Alasan menolak dialog dengan Presiden juga dinilai Agung kurang argumentatif. “Kan Jokowi sudah mencoba mengundang berbagai elemen, termasuk para tokoh yang juga menyuarakan hal-hal yang selaras dengan tuntutan mahasiswa,” ujarnya.

“Kasihan kami di daerah, kawan-kawan di daerah yang sudah berjuang, eh kawan-kawan BEM SI malah bermanuver tidak mau menyampaikan tuntutan langsung ke Jokowi,” lanjut Agung.

Dia menambahkan, gerakan mahasiswa harus tetap fokus pada tuntutan yang telah disuarakan. Jangan sampai kemudian aksi demonstrasi malah berujung manuver yang tak perlu seperti menolak ajakan dialog oleh Jokowi.
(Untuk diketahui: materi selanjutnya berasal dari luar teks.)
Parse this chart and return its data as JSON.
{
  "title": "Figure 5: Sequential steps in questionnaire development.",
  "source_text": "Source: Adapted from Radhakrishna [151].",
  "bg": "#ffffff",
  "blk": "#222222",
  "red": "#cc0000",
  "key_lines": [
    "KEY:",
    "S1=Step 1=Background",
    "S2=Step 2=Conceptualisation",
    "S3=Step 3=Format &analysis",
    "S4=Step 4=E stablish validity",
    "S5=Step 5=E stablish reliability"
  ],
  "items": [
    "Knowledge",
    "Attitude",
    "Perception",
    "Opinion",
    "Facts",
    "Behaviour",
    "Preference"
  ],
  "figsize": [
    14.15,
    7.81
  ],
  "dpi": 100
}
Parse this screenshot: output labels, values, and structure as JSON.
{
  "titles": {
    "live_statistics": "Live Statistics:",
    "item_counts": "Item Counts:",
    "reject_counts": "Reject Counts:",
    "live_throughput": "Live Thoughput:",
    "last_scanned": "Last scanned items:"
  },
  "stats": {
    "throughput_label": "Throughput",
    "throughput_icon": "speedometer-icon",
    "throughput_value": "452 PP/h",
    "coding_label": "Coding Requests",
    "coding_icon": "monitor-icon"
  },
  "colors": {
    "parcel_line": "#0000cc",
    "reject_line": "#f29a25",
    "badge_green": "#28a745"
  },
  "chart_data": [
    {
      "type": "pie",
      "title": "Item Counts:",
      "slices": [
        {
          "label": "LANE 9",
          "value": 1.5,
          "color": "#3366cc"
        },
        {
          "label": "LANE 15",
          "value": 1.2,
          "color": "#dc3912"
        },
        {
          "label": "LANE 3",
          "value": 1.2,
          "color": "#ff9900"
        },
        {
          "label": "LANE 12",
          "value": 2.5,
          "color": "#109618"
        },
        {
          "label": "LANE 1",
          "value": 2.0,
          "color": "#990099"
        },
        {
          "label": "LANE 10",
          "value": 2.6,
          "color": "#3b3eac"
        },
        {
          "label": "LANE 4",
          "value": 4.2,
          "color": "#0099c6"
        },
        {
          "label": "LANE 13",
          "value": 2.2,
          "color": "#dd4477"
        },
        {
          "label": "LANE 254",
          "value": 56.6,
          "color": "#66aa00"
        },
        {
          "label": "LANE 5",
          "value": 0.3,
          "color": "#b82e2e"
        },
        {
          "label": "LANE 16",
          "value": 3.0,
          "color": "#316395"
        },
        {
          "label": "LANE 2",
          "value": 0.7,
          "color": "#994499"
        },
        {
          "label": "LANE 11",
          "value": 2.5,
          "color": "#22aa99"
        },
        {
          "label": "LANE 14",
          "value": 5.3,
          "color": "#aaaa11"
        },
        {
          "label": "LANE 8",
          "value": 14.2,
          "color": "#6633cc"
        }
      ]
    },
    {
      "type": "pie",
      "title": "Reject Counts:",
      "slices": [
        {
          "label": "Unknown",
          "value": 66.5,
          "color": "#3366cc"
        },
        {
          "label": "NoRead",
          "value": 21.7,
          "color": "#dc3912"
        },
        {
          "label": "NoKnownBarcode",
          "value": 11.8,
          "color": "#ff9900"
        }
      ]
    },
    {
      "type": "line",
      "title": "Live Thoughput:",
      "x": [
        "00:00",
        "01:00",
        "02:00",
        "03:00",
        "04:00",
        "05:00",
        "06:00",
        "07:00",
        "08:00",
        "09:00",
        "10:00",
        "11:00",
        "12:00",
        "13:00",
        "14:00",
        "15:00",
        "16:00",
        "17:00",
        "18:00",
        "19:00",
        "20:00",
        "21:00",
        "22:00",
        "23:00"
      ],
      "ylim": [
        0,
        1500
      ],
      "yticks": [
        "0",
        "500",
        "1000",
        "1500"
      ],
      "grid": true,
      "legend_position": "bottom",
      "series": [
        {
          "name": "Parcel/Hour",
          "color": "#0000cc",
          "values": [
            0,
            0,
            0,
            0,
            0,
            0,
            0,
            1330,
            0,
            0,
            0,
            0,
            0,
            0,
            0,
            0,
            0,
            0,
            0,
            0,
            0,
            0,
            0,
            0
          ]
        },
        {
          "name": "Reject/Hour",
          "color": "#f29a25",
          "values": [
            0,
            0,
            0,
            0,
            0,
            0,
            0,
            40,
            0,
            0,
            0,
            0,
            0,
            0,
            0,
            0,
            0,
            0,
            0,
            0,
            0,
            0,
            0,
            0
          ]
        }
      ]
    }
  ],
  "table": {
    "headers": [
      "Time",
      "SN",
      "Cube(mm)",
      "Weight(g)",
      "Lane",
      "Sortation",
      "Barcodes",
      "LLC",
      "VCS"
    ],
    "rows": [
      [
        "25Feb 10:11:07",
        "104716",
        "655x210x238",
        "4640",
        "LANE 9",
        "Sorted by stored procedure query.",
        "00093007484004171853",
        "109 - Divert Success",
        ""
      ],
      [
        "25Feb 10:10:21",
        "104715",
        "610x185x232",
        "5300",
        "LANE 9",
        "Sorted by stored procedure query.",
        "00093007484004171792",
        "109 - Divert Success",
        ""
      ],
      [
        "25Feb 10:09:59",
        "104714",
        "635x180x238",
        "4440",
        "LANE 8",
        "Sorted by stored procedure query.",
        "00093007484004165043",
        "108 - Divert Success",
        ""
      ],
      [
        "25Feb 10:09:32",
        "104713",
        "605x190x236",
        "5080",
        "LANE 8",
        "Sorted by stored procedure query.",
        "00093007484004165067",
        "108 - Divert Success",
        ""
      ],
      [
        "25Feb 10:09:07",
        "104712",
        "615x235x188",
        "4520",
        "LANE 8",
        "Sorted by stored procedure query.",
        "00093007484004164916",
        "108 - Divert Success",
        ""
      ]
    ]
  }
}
“Kawan-kawan saya harap tetap fokus, dengan tuntutan wujudkan PERPU untuk menganulir UU KPK, RKUHP, segera sahkan RUU Penghapusan Kekerasan Seksual, penuntasan masalah Papua dan sebagainya,” ujarnya.

Agung juga berharap aksi mahasiswa dalam “Surabaya Menggugat” pada Kamis (26/9/2019) bisa menjadi contoh atau model demonstrasi untuk daerah lain yang tetap mengedepankan nilai-nilai publik.

“Di Surabaya ada lebih dari 20.000 massa, tapi tak satu pun taman yang rusak, tak ada bakar-bakar, kebersihan terjaga. Maka kawan-kawan mahasiswa harus merapatkan barisan. Jangan sampai ada kekerasan dan penyusup, karena itu justru akan melemahkan fokus kita memperjuangkan tuntutan,” pungkas Agung.